I think those are all questions that keep me turning back to this book, and that make me recommend it to all y'all out there. There are no graphic depictions of murder, death or gore -- a couple of illustrations of roadkill and one incident which shows that Dahmer, even in his descent into madness, still retained a core of humanity and kindness many "normal" people don't have. At least until he finally crossed the line and became a murderer.
Well worth the money, well worth the read.
3 of 3 people found the following review helpful.
Poorly Imagined
By L. Xue
A fun graphic novel, but not a particularly revealing portrayal of Jeffrey Dalmer. I expected more from the rave reviews this book received, but what emerges for me at the end of reading this book is a cliche:
1. a group of boys befriend a school doof.
2. Their bond is in parts sympathy and in other parts a shared complicity in the doof's amusing/humiliating/weird behavior.
3. Until, they realize he's more than a little weird; they boot him; their lives diverge, and years later...
4. Dahmer
The real point of interest here is that the weird friend did turn out to be a serial killer. That **should have been** the focus of this book.
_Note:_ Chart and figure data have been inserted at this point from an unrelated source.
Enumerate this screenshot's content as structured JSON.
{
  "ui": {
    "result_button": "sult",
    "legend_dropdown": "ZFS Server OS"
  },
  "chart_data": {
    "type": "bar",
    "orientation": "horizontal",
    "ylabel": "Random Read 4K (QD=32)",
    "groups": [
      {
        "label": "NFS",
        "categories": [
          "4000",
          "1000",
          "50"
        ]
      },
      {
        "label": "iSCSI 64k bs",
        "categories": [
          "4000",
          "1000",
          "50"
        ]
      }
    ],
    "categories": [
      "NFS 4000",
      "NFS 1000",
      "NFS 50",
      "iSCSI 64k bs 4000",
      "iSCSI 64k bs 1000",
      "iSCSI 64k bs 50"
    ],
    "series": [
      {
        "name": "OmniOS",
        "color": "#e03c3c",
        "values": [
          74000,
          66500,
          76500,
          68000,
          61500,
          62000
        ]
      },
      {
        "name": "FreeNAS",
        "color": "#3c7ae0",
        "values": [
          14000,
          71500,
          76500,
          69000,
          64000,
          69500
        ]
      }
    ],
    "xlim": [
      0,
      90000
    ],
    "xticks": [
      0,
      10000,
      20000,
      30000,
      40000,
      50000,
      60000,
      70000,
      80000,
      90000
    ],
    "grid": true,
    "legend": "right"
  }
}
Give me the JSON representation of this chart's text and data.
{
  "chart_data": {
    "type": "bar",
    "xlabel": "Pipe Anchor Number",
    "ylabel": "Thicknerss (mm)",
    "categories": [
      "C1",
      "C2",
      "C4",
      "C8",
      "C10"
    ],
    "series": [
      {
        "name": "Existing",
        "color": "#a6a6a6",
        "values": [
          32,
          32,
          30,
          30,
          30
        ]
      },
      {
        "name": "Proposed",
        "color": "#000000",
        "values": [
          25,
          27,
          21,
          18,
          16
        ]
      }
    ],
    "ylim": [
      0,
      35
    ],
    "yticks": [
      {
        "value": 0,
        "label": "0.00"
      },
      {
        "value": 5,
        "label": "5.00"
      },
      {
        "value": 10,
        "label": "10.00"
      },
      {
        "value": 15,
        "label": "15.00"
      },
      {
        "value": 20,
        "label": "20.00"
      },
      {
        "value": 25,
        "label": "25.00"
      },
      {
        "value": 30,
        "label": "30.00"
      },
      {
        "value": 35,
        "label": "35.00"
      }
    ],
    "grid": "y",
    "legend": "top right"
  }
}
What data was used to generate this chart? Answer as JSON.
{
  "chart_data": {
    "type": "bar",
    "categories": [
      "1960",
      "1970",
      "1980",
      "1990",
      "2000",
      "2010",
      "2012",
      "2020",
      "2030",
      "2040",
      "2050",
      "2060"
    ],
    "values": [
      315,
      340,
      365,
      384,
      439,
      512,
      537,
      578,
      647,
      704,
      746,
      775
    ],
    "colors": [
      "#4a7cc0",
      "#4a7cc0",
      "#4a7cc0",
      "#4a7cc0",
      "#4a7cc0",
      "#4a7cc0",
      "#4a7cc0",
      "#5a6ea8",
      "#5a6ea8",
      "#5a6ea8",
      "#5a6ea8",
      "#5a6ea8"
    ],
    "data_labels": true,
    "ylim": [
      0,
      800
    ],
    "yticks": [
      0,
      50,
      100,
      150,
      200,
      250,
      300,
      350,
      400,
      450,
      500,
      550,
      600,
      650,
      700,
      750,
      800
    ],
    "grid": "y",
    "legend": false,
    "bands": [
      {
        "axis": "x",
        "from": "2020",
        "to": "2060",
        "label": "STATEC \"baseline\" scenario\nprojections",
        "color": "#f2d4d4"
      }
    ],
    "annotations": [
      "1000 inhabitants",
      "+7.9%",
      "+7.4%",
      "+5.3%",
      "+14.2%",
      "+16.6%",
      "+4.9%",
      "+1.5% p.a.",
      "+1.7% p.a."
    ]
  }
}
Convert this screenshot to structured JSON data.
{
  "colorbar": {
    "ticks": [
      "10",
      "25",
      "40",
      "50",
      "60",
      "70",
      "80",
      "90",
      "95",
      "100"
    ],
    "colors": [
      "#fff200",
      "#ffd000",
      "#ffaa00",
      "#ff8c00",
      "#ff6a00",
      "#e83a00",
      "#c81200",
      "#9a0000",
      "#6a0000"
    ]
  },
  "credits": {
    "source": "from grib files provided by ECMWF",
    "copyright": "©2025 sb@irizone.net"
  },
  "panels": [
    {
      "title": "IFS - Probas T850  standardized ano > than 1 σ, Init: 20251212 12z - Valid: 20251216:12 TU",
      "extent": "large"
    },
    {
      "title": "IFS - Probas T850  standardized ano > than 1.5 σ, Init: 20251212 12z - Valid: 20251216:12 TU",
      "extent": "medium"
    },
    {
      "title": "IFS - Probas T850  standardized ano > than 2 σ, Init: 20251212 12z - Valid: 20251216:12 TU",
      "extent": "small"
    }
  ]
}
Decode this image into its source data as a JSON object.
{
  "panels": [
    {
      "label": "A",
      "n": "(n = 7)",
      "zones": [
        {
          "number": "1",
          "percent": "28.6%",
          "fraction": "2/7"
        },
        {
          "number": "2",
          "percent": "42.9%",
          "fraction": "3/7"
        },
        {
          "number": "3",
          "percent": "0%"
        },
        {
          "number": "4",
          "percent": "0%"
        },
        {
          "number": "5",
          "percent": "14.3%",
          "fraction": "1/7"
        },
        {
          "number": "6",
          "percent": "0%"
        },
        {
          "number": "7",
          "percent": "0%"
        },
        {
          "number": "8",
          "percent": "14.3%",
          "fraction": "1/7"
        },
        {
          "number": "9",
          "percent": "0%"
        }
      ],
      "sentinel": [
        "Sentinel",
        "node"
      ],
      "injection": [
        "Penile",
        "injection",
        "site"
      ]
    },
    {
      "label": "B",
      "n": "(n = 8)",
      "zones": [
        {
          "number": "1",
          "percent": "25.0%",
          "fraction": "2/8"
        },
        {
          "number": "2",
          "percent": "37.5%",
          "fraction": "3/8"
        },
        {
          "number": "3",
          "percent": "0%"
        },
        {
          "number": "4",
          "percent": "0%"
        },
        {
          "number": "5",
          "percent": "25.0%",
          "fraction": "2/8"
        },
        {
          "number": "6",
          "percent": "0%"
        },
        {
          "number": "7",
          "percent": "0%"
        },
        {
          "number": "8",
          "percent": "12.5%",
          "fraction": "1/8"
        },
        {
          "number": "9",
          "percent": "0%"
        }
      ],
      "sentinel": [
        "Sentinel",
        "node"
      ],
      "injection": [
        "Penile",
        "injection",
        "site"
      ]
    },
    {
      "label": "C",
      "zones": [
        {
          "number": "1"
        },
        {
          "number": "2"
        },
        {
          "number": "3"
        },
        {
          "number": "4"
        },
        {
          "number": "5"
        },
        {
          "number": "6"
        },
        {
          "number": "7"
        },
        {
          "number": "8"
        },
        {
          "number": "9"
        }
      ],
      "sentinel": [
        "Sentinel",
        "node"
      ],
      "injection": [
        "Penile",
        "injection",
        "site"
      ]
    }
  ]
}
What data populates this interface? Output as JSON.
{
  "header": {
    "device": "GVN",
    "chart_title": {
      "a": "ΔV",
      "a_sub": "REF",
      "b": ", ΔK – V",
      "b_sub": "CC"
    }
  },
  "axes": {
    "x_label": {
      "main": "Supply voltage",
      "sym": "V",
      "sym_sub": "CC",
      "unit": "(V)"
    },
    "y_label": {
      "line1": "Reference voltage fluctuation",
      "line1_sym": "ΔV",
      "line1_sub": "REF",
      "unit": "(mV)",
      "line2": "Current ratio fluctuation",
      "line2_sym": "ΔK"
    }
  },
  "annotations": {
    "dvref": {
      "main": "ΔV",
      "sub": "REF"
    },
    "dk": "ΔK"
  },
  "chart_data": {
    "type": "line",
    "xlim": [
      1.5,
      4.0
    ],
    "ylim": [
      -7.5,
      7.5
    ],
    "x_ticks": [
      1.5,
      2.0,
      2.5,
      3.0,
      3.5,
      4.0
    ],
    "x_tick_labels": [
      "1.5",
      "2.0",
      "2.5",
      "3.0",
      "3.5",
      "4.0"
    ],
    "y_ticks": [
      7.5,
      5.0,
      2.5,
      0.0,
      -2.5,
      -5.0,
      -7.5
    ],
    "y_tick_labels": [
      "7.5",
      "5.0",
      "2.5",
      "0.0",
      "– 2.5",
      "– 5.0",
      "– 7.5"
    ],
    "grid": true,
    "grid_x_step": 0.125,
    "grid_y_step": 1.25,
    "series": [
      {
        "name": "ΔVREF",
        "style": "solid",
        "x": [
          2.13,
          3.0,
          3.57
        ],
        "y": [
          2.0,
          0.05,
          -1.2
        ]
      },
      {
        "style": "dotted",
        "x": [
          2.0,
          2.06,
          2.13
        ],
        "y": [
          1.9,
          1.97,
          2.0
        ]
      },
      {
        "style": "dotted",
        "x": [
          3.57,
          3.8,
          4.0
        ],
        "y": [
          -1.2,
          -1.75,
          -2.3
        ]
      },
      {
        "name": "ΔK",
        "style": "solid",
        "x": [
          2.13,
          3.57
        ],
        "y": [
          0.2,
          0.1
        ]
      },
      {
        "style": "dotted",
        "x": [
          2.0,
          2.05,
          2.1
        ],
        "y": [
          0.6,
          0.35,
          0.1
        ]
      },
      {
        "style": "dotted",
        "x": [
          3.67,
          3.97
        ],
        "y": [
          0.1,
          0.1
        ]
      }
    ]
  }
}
What's it like to be just one of the billions of people on earth who's had a weird, out of it friend, and then one day wake up and have that friend be a PSYCHO KILLER? What were these guys doing with their lives when they found out? What did they tell their wives? What did they fantasize about their high school selves? What did they discover about themselves? Friendship, even the most vapid, ambivalent ones are based on reciprocity and commonality. What did these normal, dorky dudes have in common with Jeffrey Dahmer after all?